SOAP, Python, suds
Asked Answered
L

3

6

Please advise library for working with soap in python.
Now, I'm trying to use "suds" and I can't undestand how get http headers from server reply
Code example:

from suds.client import Client
url = "http://10.1.0.36/money_trans/api3.wsdl"
client = Client(url)
login_res = client.service.Login("login", "password")

variable "login_res" contain xml answer and doesnt contain http headers. But I need to get session id from them.

Laraelaraine answered 10/3, 2010 at 15:38 Comment(1)
Are you asking for general advice on Python libraries for SOAP, or are you asking for help on a particular aspect of suds? Please try to ask specific questions.Angilaangina
J
4

I think you actually want to look in the Cookie Jar for that.

client = Client(url)
login_res = client.service.Login("login", "password")
for c in client.options.transport.cookiejar:
   if "sess" in str(c).lower():
      print "Session cookie:", c

I'm not sure. I'm still a SUDS noob, myself. But this is what my gut tells me.

Jacktar answered 21/3, 2010 at 2:36 Comment(1)
+1 because this is on the right track, assuming that urllib2 (the opener used natively by Suds) plays nice with cookies. If you have any 302 redirects in the path, all bets are off because urllib2 + 302 redirects + cookies = HELL.Aftermost
A
4

The response from Ishpeck is on the right path. I just wanted to add a few things about the Suds internals.

The suds client is a big fat abstraction layer on top of a urllib2 HTTP opener. The HTTP client, cookiejar, headers, request and responses are all stored in the transport object. The problem is that none of this activity is cached or stored inside of the transport other than, maybe, the cookies within the cookiejar, and even tracking these can sometimes be problematic.

If you want to see what's going on when debugging, my suggestion would be to add this to your code:

import logging
logging.basicConfig(level=logging.INFO)
logging.getLogger('suds.client').setLevel(logging.DEBUG)
logging.getLogger('suds.transport').setLevel(logging.DEBUG)

Suds makes use of the native logging module and so by turning on debug logging, you get to see all of the activity being performed underneath including headers, variables, payload, URLs, etc. This has saved me tons of times.

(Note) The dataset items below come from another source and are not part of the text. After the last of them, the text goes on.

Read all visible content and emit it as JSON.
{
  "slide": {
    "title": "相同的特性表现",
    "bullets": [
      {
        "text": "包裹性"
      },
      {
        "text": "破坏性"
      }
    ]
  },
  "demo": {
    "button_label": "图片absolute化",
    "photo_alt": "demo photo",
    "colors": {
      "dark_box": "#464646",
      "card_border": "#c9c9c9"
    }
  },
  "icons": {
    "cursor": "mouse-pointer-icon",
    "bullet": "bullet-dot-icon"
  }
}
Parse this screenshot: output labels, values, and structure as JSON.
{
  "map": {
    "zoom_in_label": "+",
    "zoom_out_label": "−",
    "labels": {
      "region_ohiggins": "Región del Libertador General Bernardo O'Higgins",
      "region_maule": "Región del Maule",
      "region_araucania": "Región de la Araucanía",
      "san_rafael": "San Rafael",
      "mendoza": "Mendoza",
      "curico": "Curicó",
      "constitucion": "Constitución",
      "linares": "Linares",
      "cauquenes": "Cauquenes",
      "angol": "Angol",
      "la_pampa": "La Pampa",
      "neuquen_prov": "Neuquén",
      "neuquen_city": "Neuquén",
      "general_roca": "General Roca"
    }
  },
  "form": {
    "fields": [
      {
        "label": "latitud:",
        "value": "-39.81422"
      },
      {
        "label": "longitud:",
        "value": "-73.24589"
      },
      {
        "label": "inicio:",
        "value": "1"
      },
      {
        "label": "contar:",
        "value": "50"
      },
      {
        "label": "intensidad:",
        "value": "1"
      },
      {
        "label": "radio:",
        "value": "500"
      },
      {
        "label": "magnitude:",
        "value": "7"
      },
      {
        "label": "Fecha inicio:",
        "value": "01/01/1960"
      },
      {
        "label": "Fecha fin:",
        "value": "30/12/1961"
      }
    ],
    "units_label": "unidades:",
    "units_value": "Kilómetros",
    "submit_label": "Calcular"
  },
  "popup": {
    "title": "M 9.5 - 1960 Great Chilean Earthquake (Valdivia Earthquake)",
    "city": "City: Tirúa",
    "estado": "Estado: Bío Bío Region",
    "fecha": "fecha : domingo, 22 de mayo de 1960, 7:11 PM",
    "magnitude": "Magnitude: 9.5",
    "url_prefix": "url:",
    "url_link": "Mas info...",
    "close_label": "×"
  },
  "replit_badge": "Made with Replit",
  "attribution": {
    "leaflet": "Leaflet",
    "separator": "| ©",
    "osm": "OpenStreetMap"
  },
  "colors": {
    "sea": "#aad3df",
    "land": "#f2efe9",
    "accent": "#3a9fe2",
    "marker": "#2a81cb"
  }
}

Outside of that, if you really need to definitively track state on your headers, you're going to need to create a custom subclass of a suds.transport.http.HttpTransport object and overload some of the default behavior and then pass that to the Client constructor.

Here is a super-over-simplified example:

from suds.transport.http import HttpTransport, Reply, TransportError
from suds.client import Client

class MyTransport(HttpTransport):
    # custom stuff done here

mytransport_instance = MyTransport()
myclient = Client(url, transport=mytransport_instance)
Aftermost answered 12/4, 2011 at 0:14 Comment(0)
G
0

I think Suds library has a poor documentation so, I recommend you to use Zeep. It's a SOAP requests library in Python. Its documentation isn't perfect, but it's very much clear than Suds Doc.